Peneliti Belanda Martin Van Bruinessen, dalam
bukunya kitab kuning, pesantren, dan tarekat, menyebutkan, popularitas
Habib Muhsin menyurut ketika ia mengambil pilihan untuk masuk Golkar pada masa
menjelang Pemilu 1977.
Memang, pilihan itu sepenuhnya ia sadari
mengandung risiko yang tidak kecil. Tetapi ia mempunyai pertimbangan sendiri
dengan memperhatikan banyak hal dari segala sisi. Sebagaimana yang dituturkan
Habib Muhammad, putra tertua Habib Muhsin, hal terpenting yang di perhatikan
ayahnya adalah gerak langkah dakwahnya yang harus dapat terus berjalan mulus ke
pelosok terpencil manapun adanya.
Pengalaman sebelumnya yang ia dapat saat
berdakwah ke berbagai pelosok , hampir selalu ia mengalami berbagai hal yang
membuatnya merasa ruang gerak dakwah menjadi sangat terbatas. Dari mulai sekedar interogasi sampai
intimidasi ia terima tiap kali ia mendatangi pelosok-pelosok daerah Kalimantan.

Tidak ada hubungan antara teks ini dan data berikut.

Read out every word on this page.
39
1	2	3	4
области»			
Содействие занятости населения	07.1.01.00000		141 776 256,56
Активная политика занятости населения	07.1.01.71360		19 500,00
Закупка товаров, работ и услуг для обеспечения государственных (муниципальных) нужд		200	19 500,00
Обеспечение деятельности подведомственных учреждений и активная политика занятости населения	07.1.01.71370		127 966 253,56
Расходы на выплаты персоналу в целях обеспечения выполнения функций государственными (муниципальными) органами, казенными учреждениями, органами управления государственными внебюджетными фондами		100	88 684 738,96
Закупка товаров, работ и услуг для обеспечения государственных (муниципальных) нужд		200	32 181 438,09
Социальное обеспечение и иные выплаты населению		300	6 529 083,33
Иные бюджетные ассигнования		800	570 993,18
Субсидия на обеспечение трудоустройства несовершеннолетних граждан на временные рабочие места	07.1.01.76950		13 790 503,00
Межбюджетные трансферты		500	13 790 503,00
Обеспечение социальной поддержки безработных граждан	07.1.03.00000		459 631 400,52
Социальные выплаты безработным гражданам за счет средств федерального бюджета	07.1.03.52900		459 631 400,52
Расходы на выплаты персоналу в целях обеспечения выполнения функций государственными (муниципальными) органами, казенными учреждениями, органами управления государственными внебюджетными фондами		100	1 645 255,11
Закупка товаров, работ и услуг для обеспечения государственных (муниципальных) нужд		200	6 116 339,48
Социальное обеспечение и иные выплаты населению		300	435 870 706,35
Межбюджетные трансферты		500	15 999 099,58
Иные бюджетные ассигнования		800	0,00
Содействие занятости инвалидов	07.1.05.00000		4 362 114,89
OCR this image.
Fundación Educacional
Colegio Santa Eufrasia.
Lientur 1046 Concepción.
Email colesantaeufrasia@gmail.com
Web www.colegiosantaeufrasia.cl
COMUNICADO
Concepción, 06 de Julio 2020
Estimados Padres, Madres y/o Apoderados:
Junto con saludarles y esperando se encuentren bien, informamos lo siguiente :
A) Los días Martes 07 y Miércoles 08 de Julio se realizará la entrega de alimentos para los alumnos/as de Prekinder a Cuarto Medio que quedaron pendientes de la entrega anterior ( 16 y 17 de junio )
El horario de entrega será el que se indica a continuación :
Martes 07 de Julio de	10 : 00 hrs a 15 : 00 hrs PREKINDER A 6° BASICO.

Maklum saja , memang begitulah kondisi zaman pada saat itu.
Setelah
masuk Golkar, di satu sisi Habib Muhsin mendapat banyka kecaman, tapi disisi
lain ia memperoleh keleluasaan gerak dalam dakwahnya. Konon ia mendapat surat
izin untuk dapat berdakwah di seluruh pelosok Nusantara. Dan itu berlaku selama
seumur hidup. Bahkan tidak jarang kepala daerah di daerah yang ia datangi
menyambutnya dengan penuh kehangatan.Ia pun berpikir, mereka ini juga adalah
sasaran dakwahnya. walau dengan berbagai resiko yang ia terima dengan
pilihannya itu, yang terpenting baginya, gerak langkah dakwahnya tidak lagi
terhambat.
Pilihan yang diambil Habib Muhsin memang
pilihan yang sangat tidak populer pada masa itu. Kalau ia hidup di zaman sekarang,
pilihan untuk aktif di mana pun tidak akan lagi jadi masalah. Pandangannya
memang pandangan yang jauh ke depan. Baginya, pilihan dalam dunia politik
adalah masalah duniawi yang tidak ada hubungannya dengan kualitas keberagaman
dirinya.
Uniknya, sekalipun sudah masuk pada kekuatan
politik itu, ia hampir tidak pernah terlibat sama sekali, baik sekedar
menghadiri acara-acaranya, apalagi berada dalam kepengurusan atau ditunjuk
sebagai semacam penasehat. Bahkan kalau pemilihan umum sedang diselenggarakan,
ia mengambil undangan dakwah ke satu daerah yang tergolong paling pelosok,
dimana panitia pemilihan umum pada saat itu belum menjangkau daerah itu.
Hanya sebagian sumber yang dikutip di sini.